Amino acids, containing substantial amounts of Nitrogen, are essential to plants:

“Nitrogen in general and amino acids in specific (..) plays essential roles in all plant growth and development processes, including transport, cell division and catalysis of biochemical reactions. Plant availability of N is therefore tightly coupled to plant productivity in both natural and agricultural ecosystems. Indeed, high applications of N fertilizer together with the development of high-yielding crop varieties were major drivers of the enormous increase in crop production during the “green revolution” in the 1950’s and 1960’s.” (Sandra Jämtgård, 2010)

Amino acids are the building blocks of life itself, of protein. Proteins are one of the major categories of both the structure and the chemistry of living things. Amino acids may be linked together almost indefinitely to form more than 50,000 different proteins.
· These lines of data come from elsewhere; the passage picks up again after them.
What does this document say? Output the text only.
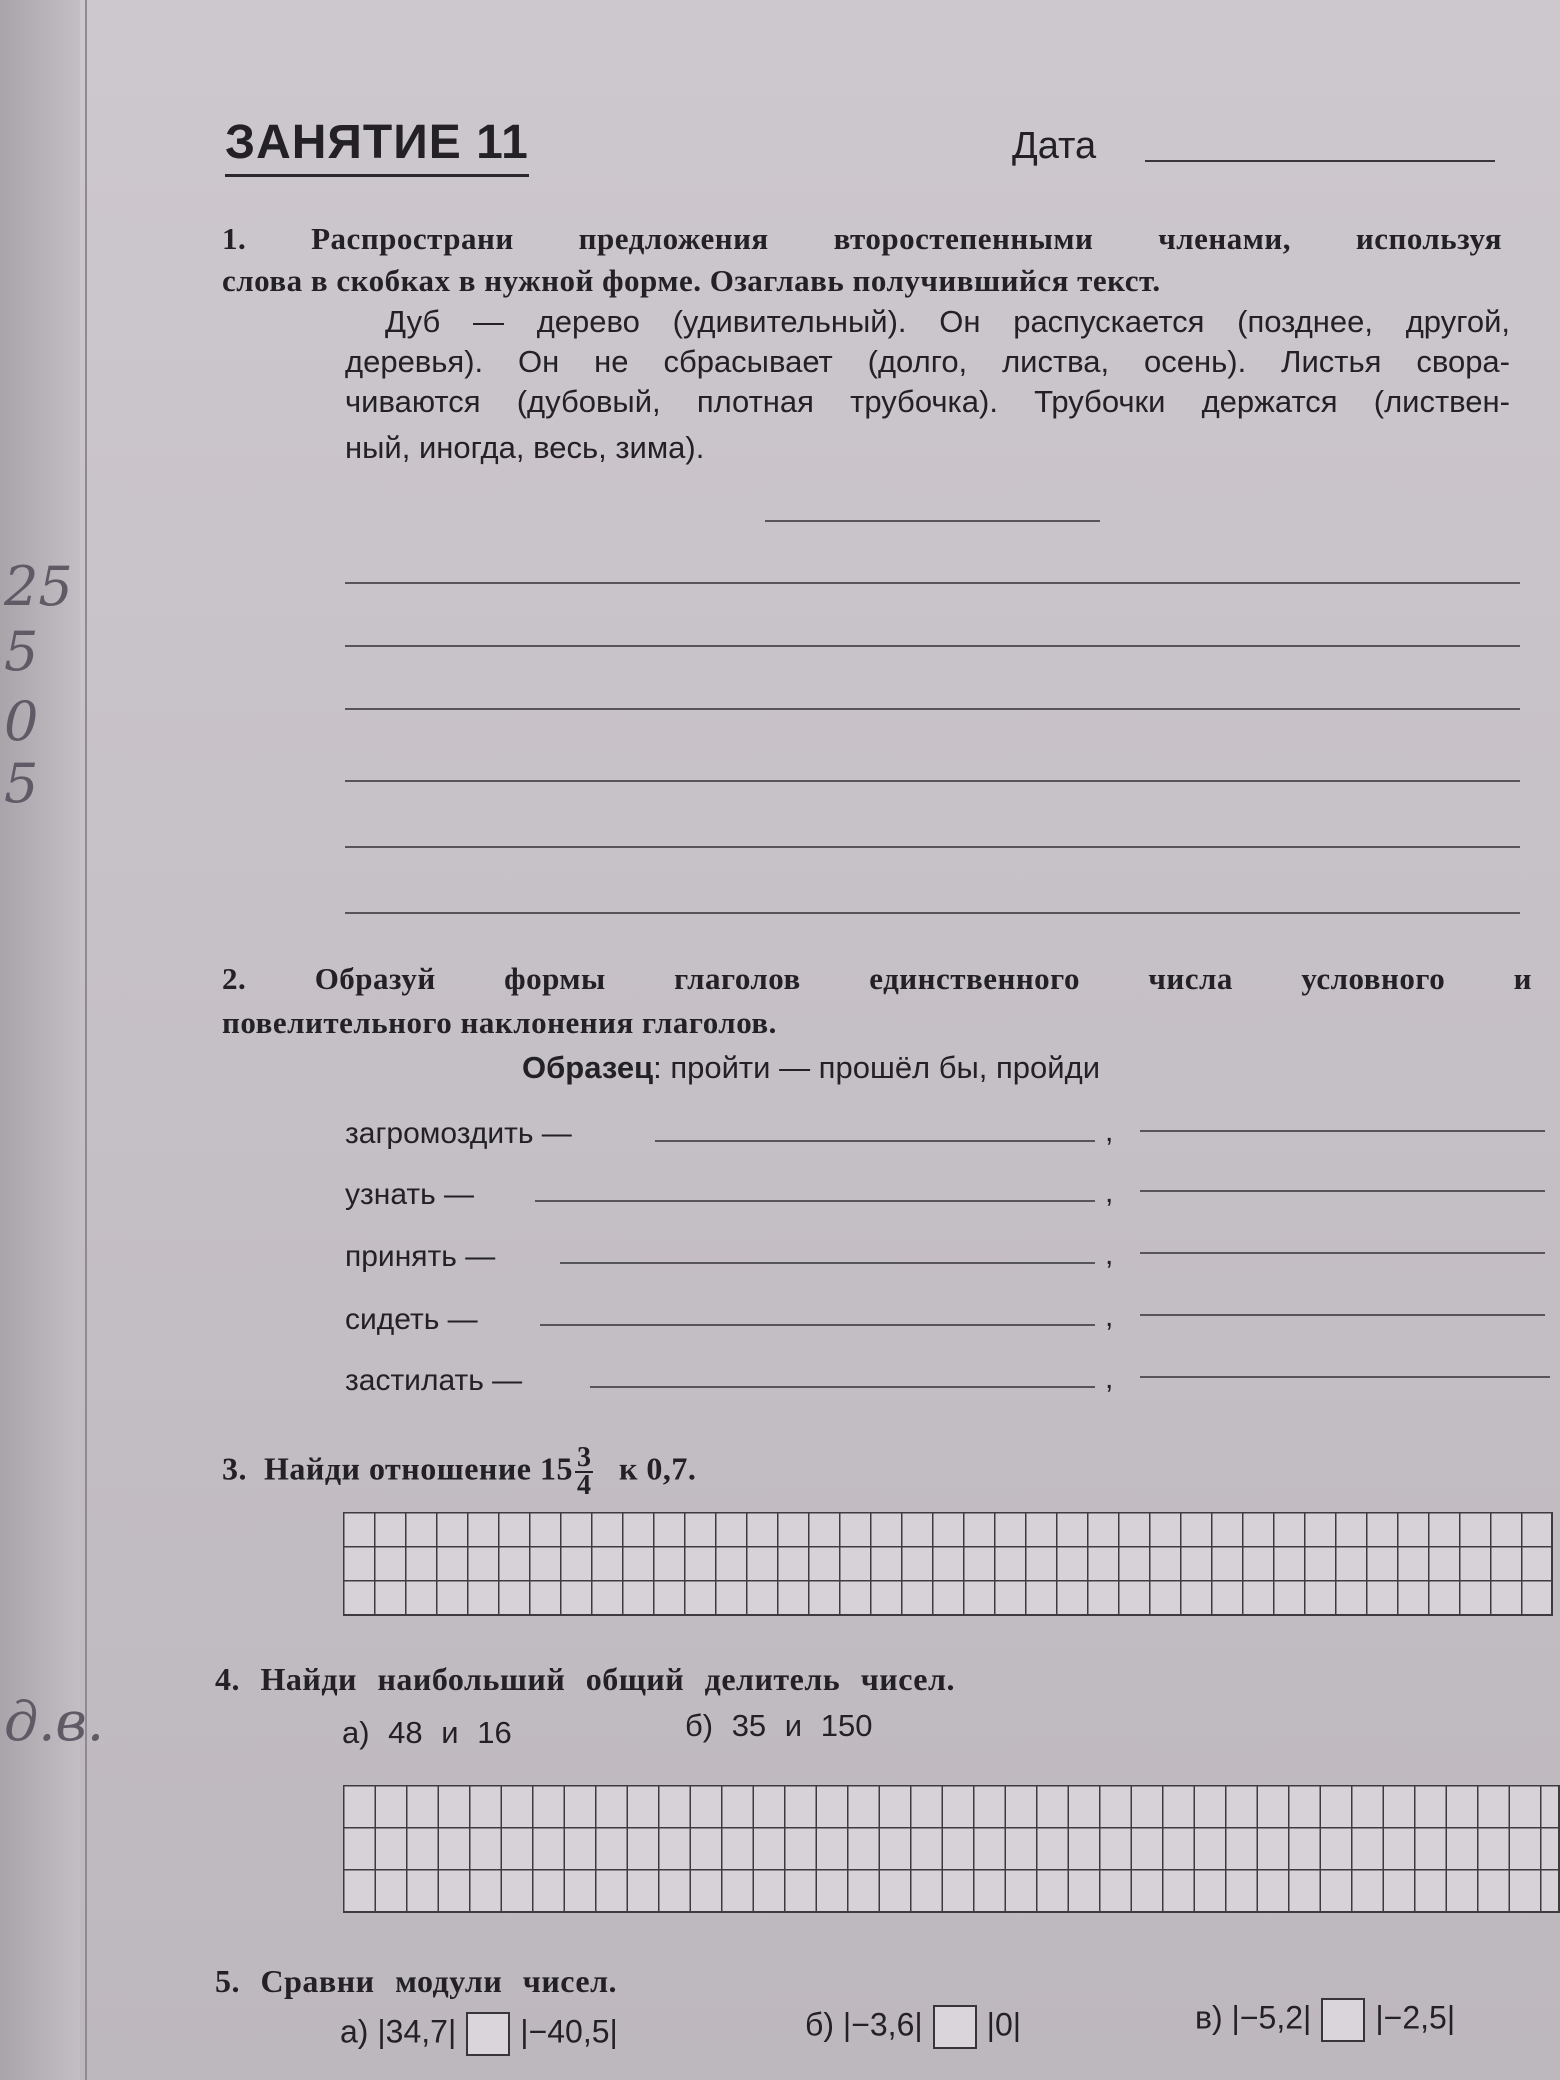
25
5
0
5
д.в.
ЗАНЯТИЕ 11	Дата
1. Распространи предложения второстепенными членами, используя
слова в скобках в нужной форме. Озаглавь получившийся текст.
Дуб — дерево (удивительный). Он распускается (позднее, другой,
деревья). Он не сбрасывает (долго, листва, осень). Листья свора-
чиваются (дубовый, плотная трубочка). Трубочки держатся (листвен-
ный, иногда, весь, зима).
2. Образуй формы глаголов единственного числа условного и
повелительного наклонения глаголов.
Образец: пройти — прошёл бы, пройди
загромоздить —	,
узнать —	,
принять —	,
сидеть —	,
застилать —	,
3. Найди отношение $15 \frac{3}{4}$ к 0,7.
4. Найди наибольший общий делитель чисел.
а) 48 и 16	б) 35 и 150
5. Сравни модули чисел.
а) |34,7| |−40,5|	б) |−3,6| |0|	в) |−5,2| |−2,5|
A healthy plant is continually breaking down proteins into individual amino acids, and assembling them into amino acid complexes as needed. The primary function of amino acids is to furnish the essential material for duplication of genetic code, for cell division, and for forming tissue. Amino acids are involved in the metabolism of hormones and enzyme systems.

Amino acids as precursers of plant hormones. When amino acids are applied on plant tissue, a plant can synthesize the amino acids into plant hormones, shifting the hormonal balance to the plants benefit.

Triptophan to indol acetic acid
When amino acids and trace elements are chemically bonded, permeases or transporters will be formed enabling a plant to avail of all necessary minerals throughout the plant. Without free amino acids to form the needed hook-ups, vitamins and minerals cannot do their job.

Individual trace elements are essential to the plant as well. Being protein bonded, the trace elements are easily transported within the plant. Different minerals, such as Iron (Fe), Copper (Cu), Zinc (Zn), Manganese (Mn), Molybdenum (Mo) and Boron (Bo) have different benefits for plant growth. In intensive horticulture and floriculture, these elements are usually applied as mono-fertilizers. The benefit for using CROPMAX is that the trace elements are protein bonded and therefore more easily absorbed by plants. In extensive crops, there is no alternative to use complex nutrient mixes as CROPMAX. Applying CROPMAX (with pesticides or fungicides) is therefore an easy job giving many benefits.


Nitrogen deficiency

Magnesium deficiency

Iron deficiency

A further benefit to foliar application is the ability to apply trace elements even when antagonism in the soil prevents root uptake. Deficiencies caused by a lack of trace elements or by fixation in the soil have different harmful outcomes. By applying trace elements directly on the leaves, one circumvents fixation and the effect will be fast and efficient.